Get Lacie's new fastcoder. It looks like a promising device, it encodes video in real time to mpeg-2 and mpeg. It takes a firewire feed from your source video, and then a firewire out to your mac providing mpeg video. So, if you have DVD SP, this means no more waiting for mp2 encoding. Now, with these mp2 files, you could then burn the ones of 2 hours with SP, and then use Velan's Fast DVD Copy to further compress the longer movies to fit EXACTLY whatever 4.7 gigs is formatted, resulting in optimal quality. The program is GREAT for making back ups of DVDs, and you select if you want to take off an audio track or bonus features to make the DVD fit onto a DVD-5.

Hope this helps,

07-04-2005, 08:33 AM
I saw a unit on www.zipzoomfly.com yesterday (July 4th 10% off Specials) that is a stand-alone DVD DL recorder that will take multiple inputs, for under $300.

turn home movies into DVDs.

Simply connect your camcorder, VCR or other video source to DVDirect. YouÕll have a DVD that can be played on most consumer set-top DVD players or your computerÕs DVD-ROM drive.

Up to 6 hours of home video will fit on standard DVD recordable or rewritable discs, and with Double Layer DVD+R DL discs, up to 12 hours can be recorded on a single disc.

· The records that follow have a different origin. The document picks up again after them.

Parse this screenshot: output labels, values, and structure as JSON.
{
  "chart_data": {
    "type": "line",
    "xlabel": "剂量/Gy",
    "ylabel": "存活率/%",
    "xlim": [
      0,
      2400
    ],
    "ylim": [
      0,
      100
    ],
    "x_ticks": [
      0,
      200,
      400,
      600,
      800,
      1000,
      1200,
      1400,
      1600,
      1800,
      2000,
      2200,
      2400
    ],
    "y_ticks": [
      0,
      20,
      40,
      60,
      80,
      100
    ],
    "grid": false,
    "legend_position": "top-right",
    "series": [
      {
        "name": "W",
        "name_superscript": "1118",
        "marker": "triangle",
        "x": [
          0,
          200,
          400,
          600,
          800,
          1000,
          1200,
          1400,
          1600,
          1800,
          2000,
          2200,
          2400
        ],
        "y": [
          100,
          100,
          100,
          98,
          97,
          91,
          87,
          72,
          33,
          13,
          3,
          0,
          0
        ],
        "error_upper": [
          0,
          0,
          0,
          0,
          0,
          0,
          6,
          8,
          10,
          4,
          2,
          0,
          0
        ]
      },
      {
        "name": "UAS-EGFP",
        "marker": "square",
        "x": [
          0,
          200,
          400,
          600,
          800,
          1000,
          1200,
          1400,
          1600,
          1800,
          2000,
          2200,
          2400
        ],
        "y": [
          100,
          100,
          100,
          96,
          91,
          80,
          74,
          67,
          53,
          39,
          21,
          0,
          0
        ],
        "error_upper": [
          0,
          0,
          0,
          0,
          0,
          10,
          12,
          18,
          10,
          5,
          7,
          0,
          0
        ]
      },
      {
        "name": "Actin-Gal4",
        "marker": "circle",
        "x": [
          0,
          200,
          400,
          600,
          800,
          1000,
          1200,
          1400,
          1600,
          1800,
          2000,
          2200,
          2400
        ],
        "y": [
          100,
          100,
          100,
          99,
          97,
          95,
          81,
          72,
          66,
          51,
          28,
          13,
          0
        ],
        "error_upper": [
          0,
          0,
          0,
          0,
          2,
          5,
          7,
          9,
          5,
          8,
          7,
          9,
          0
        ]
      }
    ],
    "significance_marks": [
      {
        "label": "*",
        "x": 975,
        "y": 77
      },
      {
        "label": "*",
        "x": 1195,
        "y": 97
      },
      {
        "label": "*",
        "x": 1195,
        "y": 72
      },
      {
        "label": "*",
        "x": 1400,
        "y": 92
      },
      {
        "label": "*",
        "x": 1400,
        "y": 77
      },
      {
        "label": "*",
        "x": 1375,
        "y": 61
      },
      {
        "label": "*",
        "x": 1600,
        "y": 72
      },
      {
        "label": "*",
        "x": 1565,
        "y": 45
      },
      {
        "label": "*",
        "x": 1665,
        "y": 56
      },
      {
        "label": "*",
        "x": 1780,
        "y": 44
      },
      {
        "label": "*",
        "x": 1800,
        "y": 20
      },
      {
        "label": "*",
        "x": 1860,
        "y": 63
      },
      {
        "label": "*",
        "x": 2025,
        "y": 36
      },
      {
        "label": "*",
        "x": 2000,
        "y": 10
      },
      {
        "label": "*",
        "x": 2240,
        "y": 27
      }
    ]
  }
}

Connects directly to camcorder or VCR - No computer required
DV input and Analog Composite and S-Video inputs
Records on DVD+R/+RW discs, even DVD+R DL double layer discs
Make home movie DVDs you can easily share and enjoy
Works just like a VCR for convenient, hassle-free recording
Real time MPEG encoding ensures highest possible quality
Can even be connected to computer for high speed DVD burning/copying

Sony VRDVC20 DVDirect DVD Recorder (http://www.zipzoomfly.com/jsp/ProductDetail.jsp?ProductCode=172456-1)

07-04-2005, 10:56 AM
It's a question of speed vs. quality, of course, but something that needs to also be considered is the quality of the source video. If the VHS looks good, you could probably get away with using a constant bit rate encoder like a real-time DVD recorder. Most VHS at this point have noisy video from either being recorded in a slow speed or just from age. This noise is interpreted as motion and makes the recorder much less efficient at encoding the video you do want. Variable bit rate and two pass encoding are ways to drastically improve encoding quality, but to my knowledge no real-time MPEG-2 encoder uses them yet. JVC advertised a VHS - DVD real-time recorder with variable bit rate encoding, but I bought it and didn't notice any difference. On a large flat screen digital TV you can always tell the difference between CBR and VBR encoding. DVD recorders or other real-time MPEG-2 encoders may seem to have acceptible quality now, but as TVs become sharper you will notice more and more encoding artifacts. Even commercially encoded movies will have slightly noticable pixel refresh on a good TV. So what's the answer? In my opinion, if the VHS are precious to you, wait a little longer for a true VBR real-time DVD recorder, or convert them slowly using your Mac.

07-04-2005, 02:49 PM
My take is that doing something, even if not perfect, is fine for VHS and to have backup copies for preservation. Yes, technology always improves. I thought the PowerMac PPC 6100/8100 would usher in a "new age" in voice recognition that would really be acceptable.

If you are able to do 2-3 tapes a week, you'll get a lot of practice, first hand experience. All while waiting for your quad dual core 10GHz G7 with 32GB of RAM. :D

I have most of my photos on DVD and I really need to make copies for off-site storage. One of the first and primary things people take when they have to evacuate due to fire, flood, landsides, are family pictures. One of the reasons I bought 35mm slide scanner and then FW and now USB2. I remember when my parents took old 16mm films that they have dating back to the 1920s, and converted those to tape! Now, it would be nice to convert those to DVD probably.